Optical scalar beam propagation in nontrivial spacetime backgrounds

TL;DR

This paper investigates how structured optical scalar beams propagate in complex spacetime backgrounds, revealing unique focusing behaviors and energy concentration effects, with potential applications in materials science and gravitational physics.

Contribution

It provides an analytic Green's function for beam propagation in nontrivial spacetime backgrounds, enabling detailed numerical analysis of beam behavior in such environments.

Findings

Unusual focusing properties observed in structured beams.

Increased diffraction length for Bessel beams in the medium.

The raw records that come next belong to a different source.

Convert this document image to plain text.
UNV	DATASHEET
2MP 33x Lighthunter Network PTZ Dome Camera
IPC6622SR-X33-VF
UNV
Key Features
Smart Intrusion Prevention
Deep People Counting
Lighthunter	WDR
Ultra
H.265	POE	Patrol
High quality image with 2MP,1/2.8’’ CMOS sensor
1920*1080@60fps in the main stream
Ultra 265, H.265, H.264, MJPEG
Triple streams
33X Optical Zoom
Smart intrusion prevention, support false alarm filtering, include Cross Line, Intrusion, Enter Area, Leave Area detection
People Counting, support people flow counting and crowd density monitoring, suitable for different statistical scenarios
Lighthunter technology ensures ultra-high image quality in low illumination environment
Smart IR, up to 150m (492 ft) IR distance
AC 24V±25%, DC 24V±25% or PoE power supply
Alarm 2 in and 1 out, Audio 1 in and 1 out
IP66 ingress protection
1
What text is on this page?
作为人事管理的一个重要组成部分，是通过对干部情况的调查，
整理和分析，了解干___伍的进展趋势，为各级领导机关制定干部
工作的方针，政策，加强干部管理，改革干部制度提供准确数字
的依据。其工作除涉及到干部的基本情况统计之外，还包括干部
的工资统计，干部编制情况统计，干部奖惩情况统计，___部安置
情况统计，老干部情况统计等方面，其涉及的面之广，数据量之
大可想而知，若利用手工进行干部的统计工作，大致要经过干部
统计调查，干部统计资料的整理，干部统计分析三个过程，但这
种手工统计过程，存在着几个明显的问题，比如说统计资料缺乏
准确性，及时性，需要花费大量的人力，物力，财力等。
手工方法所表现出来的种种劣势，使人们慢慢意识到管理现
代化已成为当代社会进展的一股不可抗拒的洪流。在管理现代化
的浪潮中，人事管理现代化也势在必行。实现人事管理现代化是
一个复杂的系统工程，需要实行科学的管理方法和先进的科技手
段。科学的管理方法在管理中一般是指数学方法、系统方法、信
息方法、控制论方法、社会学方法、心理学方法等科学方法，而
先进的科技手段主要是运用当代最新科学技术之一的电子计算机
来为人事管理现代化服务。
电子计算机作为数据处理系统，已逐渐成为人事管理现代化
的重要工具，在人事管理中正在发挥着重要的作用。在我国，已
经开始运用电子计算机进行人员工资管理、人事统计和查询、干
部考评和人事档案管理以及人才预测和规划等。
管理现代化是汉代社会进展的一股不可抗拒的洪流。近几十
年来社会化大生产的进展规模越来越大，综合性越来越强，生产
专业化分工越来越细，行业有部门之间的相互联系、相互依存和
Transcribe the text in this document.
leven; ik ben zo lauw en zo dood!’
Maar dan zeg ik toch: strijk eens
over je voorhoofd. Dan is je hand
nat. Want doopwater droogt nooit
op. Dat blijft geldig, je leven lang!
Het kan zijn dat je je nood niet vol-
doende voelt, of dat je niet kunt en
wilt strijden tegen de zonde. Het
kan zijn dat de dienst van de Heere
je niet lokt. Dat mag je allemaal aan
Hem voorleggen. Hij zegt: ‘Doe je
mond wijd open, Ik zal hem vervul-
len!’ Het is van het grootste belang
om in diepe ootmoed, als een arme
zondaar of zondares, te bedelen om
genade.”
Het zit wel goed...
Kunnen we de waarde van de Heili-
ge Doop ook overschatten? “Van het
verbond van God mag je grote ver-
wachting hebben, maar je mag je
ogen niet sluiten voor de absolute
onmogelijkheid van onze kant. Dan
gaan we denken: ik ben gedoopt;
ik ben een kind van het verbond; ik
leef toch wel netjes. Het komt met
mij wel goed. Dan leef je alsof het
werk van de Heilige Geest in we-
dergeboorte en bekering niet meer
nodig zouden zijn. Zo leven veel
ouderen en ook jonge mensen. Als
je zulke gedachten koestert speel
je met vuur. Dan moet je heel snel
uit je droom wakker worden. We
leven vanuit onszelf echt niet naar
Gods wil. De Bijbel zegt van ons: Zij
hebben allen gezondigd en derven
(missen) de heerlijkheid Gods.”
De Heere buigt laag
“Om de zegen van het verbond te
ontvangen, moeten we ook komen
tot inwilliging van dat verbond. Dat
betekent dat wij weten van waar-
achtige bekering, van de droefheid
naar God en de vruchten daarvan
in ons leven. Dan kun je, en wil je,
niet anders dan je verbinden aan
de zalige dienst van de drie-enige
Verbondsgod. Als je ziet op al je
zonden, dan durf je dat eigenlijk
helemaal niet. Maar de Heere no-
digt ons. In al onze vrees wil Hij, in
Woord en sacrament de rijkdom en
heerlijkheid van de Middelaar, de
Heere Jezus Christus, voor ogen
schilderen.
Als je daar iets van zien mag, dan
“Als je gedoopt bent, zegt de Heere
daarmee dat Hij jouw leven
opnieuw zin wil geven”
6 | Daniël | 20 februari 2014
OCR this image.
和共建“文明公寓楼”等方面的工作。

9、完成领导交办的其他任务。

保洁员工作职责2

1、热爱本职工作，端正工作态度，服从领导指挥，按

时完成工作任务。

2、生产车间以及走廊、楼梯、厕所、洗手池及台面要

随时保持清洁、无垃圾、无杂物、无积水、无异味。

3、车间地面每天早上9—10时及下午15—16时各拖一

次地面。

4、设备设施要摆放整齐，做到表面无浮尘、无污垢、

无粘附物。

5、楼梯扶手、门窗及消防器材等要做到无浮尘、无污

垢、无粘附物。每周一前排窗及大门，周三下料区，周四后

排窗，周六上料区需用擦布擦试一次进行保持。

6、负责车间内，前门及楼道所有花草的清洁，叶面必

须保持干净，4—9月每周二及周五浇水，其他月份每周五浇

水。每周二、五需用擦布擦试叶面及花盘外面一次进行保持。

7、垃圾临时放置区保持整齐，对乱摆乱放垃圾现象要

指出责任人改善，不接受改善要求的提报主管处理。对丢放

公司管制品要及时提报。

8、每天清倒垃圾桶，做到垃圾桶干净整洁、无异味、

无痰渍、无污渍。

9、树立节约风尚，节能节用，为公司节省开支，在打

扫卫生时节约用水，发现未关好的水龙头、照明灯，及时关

Enhanced energy concentration at the beam center.

Abstract

We study the propagation of structured optical scalar beams in a spacetime background parameterized by a second-rank symmetric tensor. An analytic expression for the Green's function in a cylindrical coordinate system is obtained for particular choices of such a tensor. This facilitates the numerical exploration of the propagation of apertured Gaussian beams in this nontrivial background. Unusual focusing properties are found along with a decrease in the Gouy phase compared to that in standard vacuum. In the case of apertured Bessel beams, the medium allows to overcome finite aperture effects so that the corresponding diffraction length is increased; besides, the central spot of a zero order Bessel concentrates an increased fraction of the energy of the beam. Multiple scenarios beyond an electromagnetic field in the presence of an anisotropic medium could support the results reported here. They include a bosonic field in a weak gravitational field or a nontrivial spacetime background arising from Lorentz symmetry breaking. In particular, our results could illustrate how optically transparent multiferroic materials offer unprecedented opportunities to tailor structured beam propagation, as well as to simulate nontrivial spacetime backgrounds.